What baffles me is that basically the same students organising the massive wild party or ‘botellón’ are also in many cases the ones supporting the strike. Last year the party cost the UAB 300,000 euros including cleaning up and the many elements that had to be repaired or replaced. I assume the cost is going to be similar this year. What is the sense, then, in complaining that public money is being wasted if students themselves waste it in this way? There’s also something else: the dirt spread all over campus clearly indicates that many are getting an education paid with public money they obviously don’t deserve. They think they’re paying for it but registration fees only cover 10% of the real cost. The barbarians are not at the gate, they are within the gates and it is getting worse. The so-called ‘right’ to have fun can never be an excuse to behave as so many did.

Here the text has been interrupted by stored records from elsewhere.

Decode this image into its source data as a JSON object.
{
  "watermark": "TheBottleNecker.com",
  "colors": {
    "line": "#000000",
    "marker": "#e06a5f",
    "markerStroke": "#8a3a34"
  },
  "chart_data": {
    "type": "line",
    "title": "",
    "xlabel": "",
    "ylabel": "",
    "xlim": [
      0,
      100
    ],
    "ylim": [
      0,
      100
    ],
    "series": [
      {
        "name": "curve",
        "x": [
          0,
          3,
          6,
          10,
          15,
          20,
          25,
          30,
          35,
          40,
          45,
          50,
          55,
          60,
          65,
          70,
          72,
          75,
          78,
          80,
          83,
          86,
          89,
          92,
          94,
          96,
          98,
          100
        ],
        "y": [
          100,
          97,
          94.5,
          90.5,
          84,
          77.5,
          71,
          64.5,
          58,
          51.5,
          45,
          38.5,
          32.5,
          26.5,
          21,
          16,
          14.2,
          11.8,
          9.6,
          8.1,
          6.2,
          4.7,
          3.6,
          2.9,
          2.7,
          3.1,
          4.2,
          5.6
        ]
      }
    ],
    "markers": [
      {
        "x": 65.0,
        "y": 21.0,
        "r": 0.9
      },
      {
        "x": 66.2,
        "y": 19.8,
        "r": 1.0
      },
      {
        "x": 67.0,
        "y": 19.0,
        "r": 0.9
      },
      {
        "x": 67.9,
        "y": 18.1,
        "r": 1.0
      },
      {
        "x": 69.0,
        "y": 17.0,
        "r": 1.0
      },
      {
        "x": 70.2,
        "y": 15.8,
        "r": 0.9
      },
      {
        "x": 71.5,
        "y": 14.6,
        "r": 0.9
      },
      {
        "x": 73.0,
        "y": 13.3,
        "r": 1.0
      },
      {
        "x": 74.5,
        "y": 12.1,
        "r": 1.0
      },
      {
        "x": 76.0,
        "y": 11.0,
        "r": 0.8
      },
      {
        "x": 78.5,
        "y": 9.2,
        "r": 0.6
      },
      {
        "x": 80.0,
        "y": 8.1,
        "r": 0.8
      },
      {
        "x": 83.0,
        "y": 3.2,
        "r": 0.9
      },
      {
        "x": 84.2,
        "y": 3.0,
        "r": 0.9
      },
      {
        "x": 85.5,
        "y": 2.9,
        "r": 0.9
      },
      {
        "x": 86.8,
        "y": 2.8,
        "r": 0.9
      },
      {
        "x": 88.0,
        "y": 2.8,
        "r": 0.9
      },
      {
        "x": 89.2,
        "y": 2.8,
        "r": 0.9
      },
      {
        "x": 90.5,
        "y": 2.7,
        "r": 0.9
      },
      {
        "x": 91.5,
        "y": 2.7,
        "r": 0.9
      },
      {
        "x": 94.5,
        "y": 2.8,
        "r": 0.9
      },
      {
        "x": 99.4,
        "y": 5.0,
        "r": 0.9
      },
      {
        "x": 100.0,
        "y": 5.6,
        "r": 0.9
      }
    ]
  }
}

I’ve been asked when telling other colleagues about this mess why these wild parties aren’t stopped by the authorities. Well: how do you close a huge campus? And how do you empty it of the thousands drinking there once they’re in? Maybe the army would do the trick, as I doubt the police could do that… But even Franco might have hesitated to call them. Actually our Rector is very reluctant to calling in the ‘mossos’ (the local Catalan police), as their necessary presence three years ago to stop the occupation of our Facultat de Filosofia i Lletres led to very nasty incidents. I sympathise with her plea, but the more lenient we are with these barbarians (I mean the students and non-students at the wild party, not the ‘mossos’) the more power they earn over the civilised members of our community which, of course, includes very many civilised students. Hopefully, they are the (invisible) majority and we need them to speak up now.


  1. If the state pays 90% of the fees at public universities, it means that ALL students get a scholarship (an implicit one) covering 90% of their expenditure. Maybe this is a kind of luxury we cannot afford without borrowing money from the Germans (or suppressing the provinces, or cutting the expediture on public health, or whatever). And maybe it has a nasty side effect, too, in making students less conscious about public money and public institutions (which are, after all “for free”). Perhaps getting them to pay a higher proportion of their fees, unless they qualify for a REAL scholarship, would be more reasonable, and a more intelligent use of public funding.

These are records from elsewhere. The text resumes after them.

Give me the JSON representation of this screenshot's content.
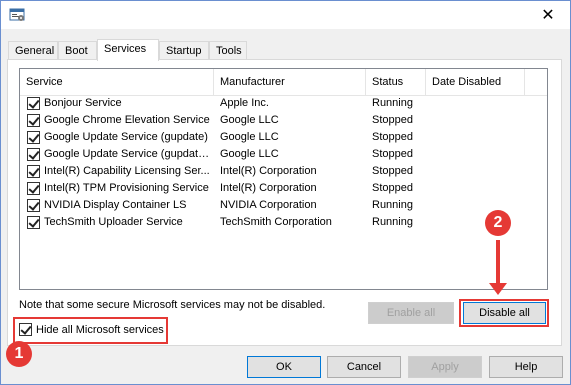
{
  "window": {
    "close_glyph": "✕"
  },
  "tabs": [
    "General",
    "Boot",
    "Services",
    "Startup",
    "Tools"
  ],
  "list": {
    "columns": [
      "Service",
      "Manufacturer",
      "Status",
      "Date Disabled"
    ],
    "rows": [
      {
        "checked": true,
        "service": "Bonjour Service",
        "manufacturer": "Apple Inc.",
        "status": "Running"
      },
      {
        "checked": true,
        "service": "Google Chrome Elevation Service",
        "manufacturer": "Google LLC",
        "status": "Stopped"
      },
      {
        "checked": true,
        "service": "Google Update Service (gupdate)",
        "manufacturer": "Google LLC",
        "status": "Stopped"
      },
      {
        "checked": true,
        "service": "Google Update Service (gupdatem)",
        "manufacturer": "Google LLC",
        "status": "Stopped"
      },
      {
        "checked": true,
        "service": "Intel(R) Capability Licensing Ser...",
        "manufacturer": "Intel(R) Corporation",
        "status": "Stopped"
      },
      {
        "checked": true,
        "service": "Intel(R) TPM Provisioning Service",
        "manufacturer": "Intel(R) Corporation",
        "status": "Stopped"
      },
      {
        "checked": true,
        "service": "NVIDIA Display Container LS",
        "manufacturer": "NVIDIA Corporation",
        "status": "Running"
      },
      {
        "checked": true,
        "service": "TechSmith Uploader Service",
        "manufacturer": "TechSmith Corporation",
        "status": "Running"
      }
    ]
  },
  "note": "Note that some secure Microsoft services may not be disabled.",
  "buttons": {
    "enable_all": "Enable all",
    "disable_all": "Disable all",
    "ok": "OK",
    "cancel": "Cancel",
    "apply": "Apply",
    "help": "Help"
  },
  "hide_ms": {
    "label": "Hide all Microsoft services",
    "checked": true
  },
  "annotations": {
    "badge1": "1",
    "badge2": "2",
    "color": "#e53935"
  }
}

  2. Yes, but what’s a real scholarship? Being myself from a working class family, and having had access to university through government grants (later I worked), I’m quite worried that the crisis will very negatively affect the poorer students. I don’t know how a country in dire need of talent can afford to lose so many brains to the crisis. And we’re back to the 1980s with the famous brain drain that seemed gone for good.